The Virtue is Respect and the Saboteur is Defiance.
Respect is earned not demanded.
We have a tendency to be defiant about respect. We demand and insist that respect be shown to one another. How did we get to such a point that the ideals of respectfulness are taught so disrespectfully?
Learning respect is very important and we learn it by watching one another. When a person receives the respect of others in a humble way, we are then humbled by them. We want to be like them and have others also be naturally respectful to us. But when we see someone who demands respect, we see people jumping to serve out of fear, not dignity. Then people learn how to put the fear of respect into others.
To be respectful involves humility. When people are being mistreated by others we know that their dignity has been disrespected. When people fall on hard times, they’re at a higher risk of being mistreated than those who are enjoying the good times. Those on top have an opportunity to protect those who are vulnerable, but all too often the vulnerable are treated as an inconvenient situation or worse, much worse. When we purposefully disrespect the vulnerable in society, then that society may also, in turn, become vulnerable.
The vulnerable have always been susceptible to maltreatment. Why some who are privileged in a society become defiant about being privileged is a mystery. Living respectfully is a privilege that serves all. When we’re defiant about our privileged lives, the shine of privilege becomes tarnished.
There is an old Indian proverb that says; “the tree by the road that is laden with fruit will have the most stones thrown at it.” When people are at their best or very kind, others will try to throw stones at them. On the other hand, when people become respected in a community, they will be tempted to throw stones of gossip and slander at the stone throwers.
Words are like stones — you can build a house with them, you can use them as a weapon, or you can give them as a symbol of your love. Being respectful about written and spoken words takes skill and discipline. Words will always reveal the quality of our minds. We can only speak the way we think. All words begin as thoughts in the mind.

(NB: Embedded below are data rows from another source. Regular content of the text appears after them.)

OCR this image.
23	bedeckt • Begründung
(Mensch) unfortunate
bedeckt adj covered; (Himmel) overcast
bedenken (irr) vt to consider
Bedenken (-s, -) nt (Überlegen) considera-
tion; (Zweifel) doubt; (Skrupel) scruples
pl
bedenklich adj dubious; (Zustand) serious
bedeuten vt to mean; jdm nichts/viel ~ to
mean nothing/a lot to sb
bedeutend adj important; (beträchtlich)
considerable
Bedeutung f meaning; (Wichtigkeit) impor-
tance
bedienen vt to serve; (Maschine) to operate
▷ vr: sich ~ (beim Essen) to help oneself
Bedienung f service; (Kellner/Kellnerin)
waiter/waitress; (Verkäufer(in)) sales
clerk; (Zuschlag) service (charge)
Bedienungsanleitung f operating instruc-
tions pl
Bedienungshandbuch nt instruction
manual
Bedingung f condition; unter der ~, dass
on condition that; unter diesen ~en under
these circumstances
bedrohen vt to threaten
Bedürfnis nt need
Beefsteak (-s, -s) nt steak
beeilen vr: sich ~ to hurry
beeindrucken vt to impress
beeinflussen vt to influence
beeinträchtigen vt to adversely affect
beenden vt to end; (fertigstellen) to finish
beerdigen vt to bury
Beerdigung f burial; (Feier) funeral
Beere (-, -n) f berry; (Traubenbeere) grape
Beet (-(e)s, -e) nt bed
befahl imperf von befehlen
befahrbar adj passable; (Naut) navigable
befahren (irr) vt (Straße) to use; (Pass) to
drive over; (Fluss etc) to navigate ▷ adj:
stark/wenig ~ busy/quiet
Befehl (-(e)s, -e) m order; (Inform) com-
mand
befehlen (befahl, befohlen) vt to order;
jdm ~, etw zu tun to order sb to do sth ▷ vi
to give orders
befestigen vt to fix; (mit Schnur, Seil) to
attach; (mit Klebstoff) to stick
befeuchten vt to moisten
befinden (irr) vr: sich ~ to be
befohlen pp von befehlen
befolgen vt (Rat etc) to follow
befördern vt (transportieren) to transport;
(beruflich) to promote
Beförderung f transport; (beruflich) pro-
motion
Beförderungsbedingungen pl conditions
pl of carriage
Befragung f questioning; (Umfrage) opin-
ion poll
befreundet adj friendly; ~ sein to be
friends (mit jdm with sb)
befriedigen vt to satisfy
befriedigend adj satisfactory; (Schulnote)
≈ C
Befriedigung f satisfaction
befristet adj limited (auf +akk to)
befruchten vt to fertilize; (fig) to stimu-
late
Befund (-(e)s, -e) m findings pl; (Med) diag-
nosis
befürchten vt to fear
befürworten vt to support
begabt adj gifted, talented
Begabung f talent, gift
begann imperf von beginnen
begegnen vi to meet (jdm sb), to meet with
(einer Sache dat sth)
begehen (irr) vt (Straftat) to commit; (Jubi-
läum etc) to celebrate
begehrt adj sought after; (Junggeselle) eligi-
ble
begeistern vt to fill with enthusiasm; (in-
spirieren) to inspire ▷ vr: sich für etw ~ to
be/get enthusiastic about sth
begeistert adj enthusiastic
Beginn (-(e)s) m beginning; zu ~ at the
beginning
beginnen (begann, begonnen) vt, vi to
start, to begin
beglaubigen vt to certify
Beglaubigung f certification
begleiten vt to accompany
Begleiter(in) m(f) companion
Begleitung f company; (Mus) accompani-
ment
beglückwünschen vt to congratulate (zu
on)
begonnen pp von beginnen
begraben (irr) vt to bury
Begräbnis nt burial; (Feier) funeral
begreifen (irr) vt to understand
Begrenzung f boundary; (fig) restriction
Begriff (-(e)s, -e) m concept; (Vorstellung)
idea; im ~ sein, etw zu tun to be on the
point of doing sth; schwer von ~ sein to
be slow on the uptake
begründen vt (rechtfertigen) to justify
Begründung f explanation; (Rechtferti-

Learning to disagree with respect and dignity takes us in the opposite direction of defiance. We have come to be defiant about the term political correctness, I can understand that those two words can sour a person’s attitudes. But name calling, gossiping, false accusations and harsh language will never invite dignified negotiations. This isn’t the way to respectfully speak the truth. When the truth is presented in harsh tones it isn’t the truth any longer. It’s suffused with criticisms and opinions. These two things don’t have to have anything to do with truth.
Speaking the truth in a harsh or undignified and disrespectful way removes the love. When love is removed, truth is removed also.